Adding to this I told the OT I’d had very bad experiences with OT’s in Lambeth over a number of years. That in the past they have ignored my needs. Indeed on one occasion an OT had conducted an assessment that took two hours to complete. He then copied me in a the assessment report, which turned out to be word-for-word identical to a report made three years earlier, all except he had changed the names.

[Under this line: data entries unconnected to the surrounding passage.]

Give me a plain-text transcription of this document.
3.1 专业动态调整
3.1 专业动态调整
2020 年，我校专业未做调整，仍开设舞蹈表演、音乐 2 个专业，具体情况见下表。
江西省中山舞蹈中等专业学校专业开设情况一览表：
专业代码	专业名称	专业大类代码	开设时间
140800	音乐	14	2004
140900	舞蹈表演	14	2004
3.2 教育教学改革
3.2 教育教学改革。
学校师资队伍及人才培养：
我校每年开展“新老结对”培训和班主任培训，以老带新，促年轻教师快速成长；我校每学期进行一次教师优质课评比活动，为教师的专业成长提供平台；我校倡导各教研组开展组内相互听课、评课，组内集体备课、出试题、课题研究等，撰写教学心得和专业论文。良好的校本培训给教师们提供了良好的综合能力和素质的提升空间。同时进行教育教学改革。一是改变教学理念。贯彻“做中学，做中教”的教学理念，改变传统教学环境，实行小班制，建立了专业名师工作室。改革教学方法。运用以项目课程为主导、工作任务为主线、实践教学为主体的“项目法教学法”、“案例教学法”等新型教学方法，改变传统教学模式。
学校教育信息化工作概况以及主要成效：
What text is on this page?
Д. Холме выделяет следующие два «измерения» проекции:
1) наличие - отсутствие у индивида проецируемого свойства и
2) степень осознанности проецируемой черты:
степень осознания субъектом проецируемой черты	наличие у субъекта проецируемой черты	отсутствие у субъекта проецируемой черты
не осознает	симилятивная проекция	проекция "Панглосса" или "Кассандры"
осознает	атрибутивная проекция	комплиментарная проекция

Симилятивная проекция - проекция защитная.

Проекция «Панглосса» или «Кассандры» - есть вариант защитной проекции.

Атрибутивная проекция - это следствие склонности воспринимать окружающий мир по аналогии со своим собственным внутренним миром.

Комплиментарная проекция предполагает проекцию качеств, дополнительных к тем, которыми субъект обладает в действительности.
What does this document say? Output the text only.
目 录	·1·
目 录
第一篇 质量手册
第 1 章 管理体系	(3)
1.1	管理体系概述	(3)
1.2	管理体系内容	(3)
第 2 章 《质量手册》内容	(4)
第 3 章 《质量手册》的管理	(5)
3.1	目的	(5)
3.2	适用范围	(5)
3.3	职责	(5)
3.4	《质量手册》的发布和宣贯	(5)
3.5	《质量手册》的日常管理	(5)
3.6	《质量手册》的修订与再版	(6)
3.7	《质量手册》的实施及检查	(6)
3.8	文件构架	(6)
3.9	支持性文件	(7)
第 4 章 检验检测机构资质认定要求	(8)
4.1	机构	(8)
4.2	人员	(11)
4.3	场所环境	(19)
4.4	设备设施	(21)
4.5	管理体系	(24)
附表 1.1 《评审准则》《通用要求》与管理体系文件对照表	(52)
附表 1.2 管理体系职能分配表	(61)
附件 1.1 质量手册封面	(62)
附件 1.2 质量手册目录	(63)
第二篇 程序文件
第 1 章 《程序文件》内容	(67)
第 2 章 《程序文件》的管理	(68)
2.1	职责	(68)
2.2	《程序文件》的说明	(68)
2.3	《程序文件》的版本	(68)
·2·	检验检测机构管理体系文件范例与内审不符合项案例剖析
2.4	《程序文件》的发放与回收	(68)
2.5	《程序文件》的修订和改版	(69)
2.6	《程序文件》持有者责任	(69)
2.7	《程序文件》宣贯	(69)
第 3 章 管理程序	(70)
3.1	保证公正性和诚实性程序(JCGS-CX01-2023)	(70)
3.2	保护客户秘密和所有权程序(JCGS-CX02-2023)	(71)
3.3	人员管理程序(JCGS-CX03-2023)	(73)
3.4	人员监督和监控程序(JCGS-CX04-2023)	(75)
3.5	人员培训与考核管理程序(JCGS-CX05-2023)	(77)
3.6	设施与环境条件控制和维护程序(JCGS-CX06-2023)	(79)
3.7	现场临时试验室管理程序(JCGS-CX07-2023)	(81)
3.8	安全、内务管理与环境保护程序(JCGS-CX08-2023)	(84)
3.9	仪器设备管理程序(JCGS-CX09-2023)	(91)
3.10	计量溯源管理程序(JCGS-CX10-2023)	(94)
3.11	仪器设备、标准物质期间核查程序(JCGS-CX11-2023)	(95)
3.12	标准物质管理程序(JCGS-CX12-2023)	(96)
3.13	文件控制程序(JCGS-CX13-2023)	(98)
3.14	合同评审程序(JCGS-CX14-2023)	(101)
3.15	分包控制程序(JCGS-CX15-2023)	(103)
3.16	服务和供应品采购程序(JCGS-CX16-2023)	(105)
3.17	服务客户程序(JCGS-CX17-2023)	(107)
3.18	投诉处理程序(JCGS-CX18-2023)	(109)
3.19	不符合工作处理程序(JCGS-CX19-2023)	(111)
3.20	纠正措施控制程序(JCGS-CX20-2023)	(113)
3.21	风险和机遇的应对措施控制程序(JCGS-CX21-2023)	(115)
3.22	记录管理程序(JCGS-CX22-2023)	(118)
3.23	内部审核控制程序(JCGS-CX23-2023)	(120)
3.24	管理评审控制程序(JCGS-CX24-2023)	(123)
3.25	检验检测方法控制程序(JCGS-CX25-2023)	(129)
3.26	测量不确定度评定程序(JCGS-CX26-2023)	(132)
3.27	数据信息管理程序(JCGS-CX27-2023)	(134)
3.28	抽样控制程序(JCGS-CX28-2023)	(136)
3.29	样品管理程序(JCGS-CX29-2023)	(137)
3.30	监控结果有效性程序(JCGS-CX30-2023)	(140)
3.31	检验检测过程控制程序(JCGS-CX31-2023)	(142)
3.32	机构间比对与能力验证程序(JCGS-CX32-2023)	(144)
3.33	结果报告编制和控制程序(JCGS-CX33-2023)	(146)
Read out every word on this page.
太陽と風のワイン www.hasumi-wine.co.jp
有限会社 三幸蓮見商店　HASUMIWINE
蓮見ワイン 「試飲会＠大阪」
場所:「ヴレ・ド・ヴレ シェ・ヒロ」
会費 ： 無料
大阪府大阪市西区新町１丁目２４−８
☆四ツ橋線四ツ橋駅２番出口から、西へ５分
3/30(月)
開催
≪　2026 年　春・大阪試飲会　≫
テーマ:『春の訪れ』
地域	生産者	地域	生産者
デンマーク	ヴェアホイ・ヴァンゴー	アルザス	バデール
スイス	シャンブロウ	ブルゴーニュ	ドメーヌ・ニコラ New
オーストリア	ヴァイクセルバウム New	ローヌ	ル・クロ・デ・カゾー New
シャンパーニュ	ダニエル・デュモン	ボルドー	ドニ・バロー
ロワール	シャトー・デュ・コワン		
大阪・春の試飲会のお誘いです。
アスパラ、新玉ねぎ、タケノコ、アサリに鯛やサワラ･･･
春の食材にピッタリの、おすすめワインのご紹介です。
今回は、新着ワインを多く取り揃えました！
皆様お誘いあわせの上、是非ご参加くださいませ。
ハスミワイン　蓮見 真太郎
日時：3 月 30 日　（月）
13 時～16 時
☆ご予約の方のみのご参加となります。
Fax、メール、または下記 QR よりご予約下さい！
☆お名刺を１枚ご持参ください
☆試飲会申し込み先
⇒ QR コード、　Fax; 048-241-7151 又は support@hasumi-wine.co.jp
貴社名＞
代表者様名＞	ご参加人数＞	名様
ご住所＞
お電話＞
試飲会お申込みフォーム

Anyway, approaching the front door of the property, and stone me if Ove Arup doesn’t come out with another ‘qualified’ statement, remember at this point the front door was still closed:
“The hall is too small for you to make a three-point turn” prejudged he - even though a full turning circle for a wheelchair is not the same as a three-point turn.
The housing officer opened the front door and I entered the flat span around and gave the OT a mental ‘V’ sign.
|As you can see achieving a turning circle in a wheelchair is not the same as carrying out a three-point-turn|
Things just went down-hill after this. Mr Medical Model put obstruction in the way of obstruction. The doors were too narrow because I pull myself into the room by way of the door frame. This is a habit I have; and I do this at work, in public buildings, whether or not the door widths comply with Approved Document M.
He then picked up on me using my feet to open doors. Well, yes I do. What is the purpose of a kick plate anyway? Especially when the doors are fitted with Perkins door closers.
He persisted in asking me questions and not satisfied with the answer, attempted to get the answer he wanted by couching the question in a different way:
“Do you cook?”
“No. I have problems standing; and with a weakened left arm do not feel confident handling hot pans.”
“How about heating meals in a microwave?”
“Same thing, difficulty safely handling hot dishes.”
“You must make hot drinks, surely?”
“No I don’t. For exactly the same reasons I’ve just made.”
“So who cooks for you?”
“My PAs” – by now I’m getting the right hump.
“Are you his PA?” he asks directing the question at the only other person in the room.
“Yes, I’m one of Seán’s PAs” says my PA.
“Tell me…” and before he could finish the question, my PA interrupts with: “you’d best ask Seán”.
Of course I jumped in and told him to direct any questions about me to me.
At this point he accused me of being blasphemous to Lambeth OTs. Yes, he said ‘blasphemous’! Now I’ve met a good few consultants who fancy themselves as God; and not too few physio’s who are the devil incarnate – only joking Lesley, physio’s are all lurvelllly…
I’m supposed to be signing the tenancy agreement on Wednesday. Wouldn’t be surprised if the OT puts the kibosh on things stating the property is not suitable; and telling the HA that the council will not carry out any adjustments to the place.